Farther south, Old Salty’s was a former school until the restaurant opened in the 1980s. Flanked by the Honga River and Chesapeake Bay, it’s set on a narrow isthmus between Upper Hooper Island and Middle Hooper Island.

Mike Perry and his wife were longtime customers before purchasing Old Salty’s in August 2021.

“Since we took over, we have been [buying] just completely fresh, right out the back window — the water you see is where our fish comes from,” he said. “All our rockfish, perch, crabs, all the crab meat … we’re just keeping everything there local.” That includes beef from handpicked cows in Centreville.

“Everything crab in our restaurant is amazing.” For the crab cakes, “There is zero filler. We just use a special sauce and hand-pack it together, cook it in the oven with a little Old Bay.”

They hand-shuck local oysters aplenty, elegantly served on the half shell, or baked with jumbo lump, three cheeses, Old Bay and butter.
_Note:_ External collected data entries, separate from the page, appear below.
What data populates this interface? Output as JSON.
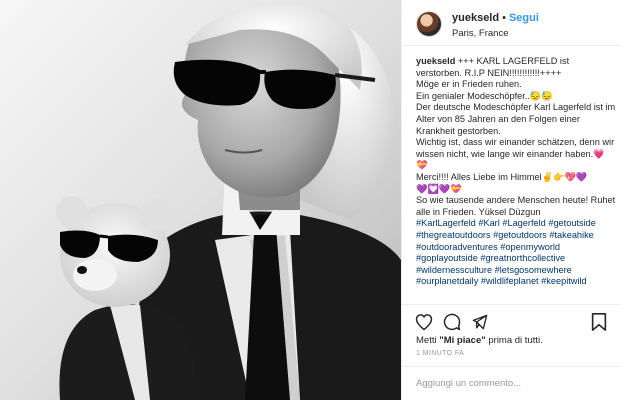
{
  "post": {
    "username": "yuekseld",
    "follow_label": "Segui",
    "separator": "•",
    "location": "Paris, France",
    "photo_alt": "Karl Lagerfeld with teddy bear",
    "caption": {
      "user": "yuekseld",
      "lines": [
        "+++ KARL LAGERFELD ist verstorben. R.I.P NEIN!!!!!!!!!!!!++++",
        "Möge er in Frieden ruhen.",
        "Ein genialer Modeschöpfer..😓😓",
        "Der deutsche Modeschöpfer Karl Lagerfeld ist im Alter von 85 Jahren an den Folgen einer Krankheit gestorben.",
        "Wichtig ist, dass wir einander schätzen, denn wir wissen nicht, wie lange wir einander haben.💗💝",
        "Merci!!!! Alles Liebe im Himmel✌️👉💖💜",
        "💜💟💜💝",
        "So wie tausende andere Menschen heute! Ruhet alle in Frieden. Yüksel Düzgun"
      ],
      "hashtags": [
        "#KarlLagerfeld",
        "#Karl",
        "#Lagerfeld",
        "#getoutside",
        "#thegreatoutdoors",
        "#getoutdoors",
        "#takeahike",
        "#outdooradventures",
        "#openmyworld",
        "#goplayoutside",
        "#greatnorthcollective",
        "#wildernessculture",
        "#letsgosomewhere",
        "#ourplanetdaily",
        "#wildlifeplanet",
        "#keepitwild"
      ]
    },
    "likes": {
      "prefix": "Metti",
      "bold": "\"Mi piace\"",
      "suffix": "prima di tutti."
    },
    "timestamp": "1 MINUTO FA",
    "comment_placeholder": "Aggiungi un commento..."
  },
  "icons": [
    "heart-icon",
    "comment-icon",
    "share-icon",
    "bookmark-icon"
  ],
  "colors": {
    "link_blue": "#3897f0",
    "hashtag": "#003569",
    "text": "#262626",
    "muted": "#999999",
    "border": "#efefef"
  }
}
“The good thing is to be able to sit and look right at the water where the seafood is coming from fresh every day,” said Perry, who can see some of the river nets from the restaurant window.

Soft crabs arrive “fresh, wet and wrapped in the newspaper,” Perry said. “The taste is just bar-none.”

What is so special about using regional seafood?

“It’s what’s Maryland’s known for,” said Perry. “People come all over the country and out of the country to eat a Maryland crab cake. It’s made Maryland famous for years.”

Of course, consistency is key, so both restaurants faithfully serve the classic dishes they’ve built a legacy on. But they still have fun with food trends. For instance, the Perrys hope to find a legal, local snakehead vendor. The non-native species has proliferated in Maryland waters, and “They are here to stay,” Perry said. “It’s just a white flakey meat, they’re just really good! They’re kind of in between a rockfish and a perch,” and mild like a flounder. It holds up well for fried fish bites or fish tacos.

Why not get even closer to the water? People can sail their boats and dock at either restaurant’s dock. Both restaurants also have outdoor tiki bars, where the fresh air atmosphere can vary from relaxed to lively. Catering and events have also been added to the menu.

Suicide Bridge Restaurant was named for its next-door neighbor, a locally nicknamed bridge with an unfortunate history. People keep coming to the restaurant despite that!

“We have bus companies that come for the crab feast in the restaurant or the riverboat cruise. They come as far as New York on a day trip, or make us one of their stops on the way to Ocean City,” Cropper said.

Yes, a riverboat cruise. The Choptank Riverboat Company sails two reproductions of 80-foot Mississippi paddle wheelers all summer. They host crab feasts, dinners, regular tours, private events and the occasional murder mystery.

“That’s one of the most popular ways to do it. You get a three-hour cruise on the river, eating crabs, passing boats that caught them,” Cropper said. “The Choptank’s a beautiful river, with a lot of farmland and beautiful homesteads on the water.”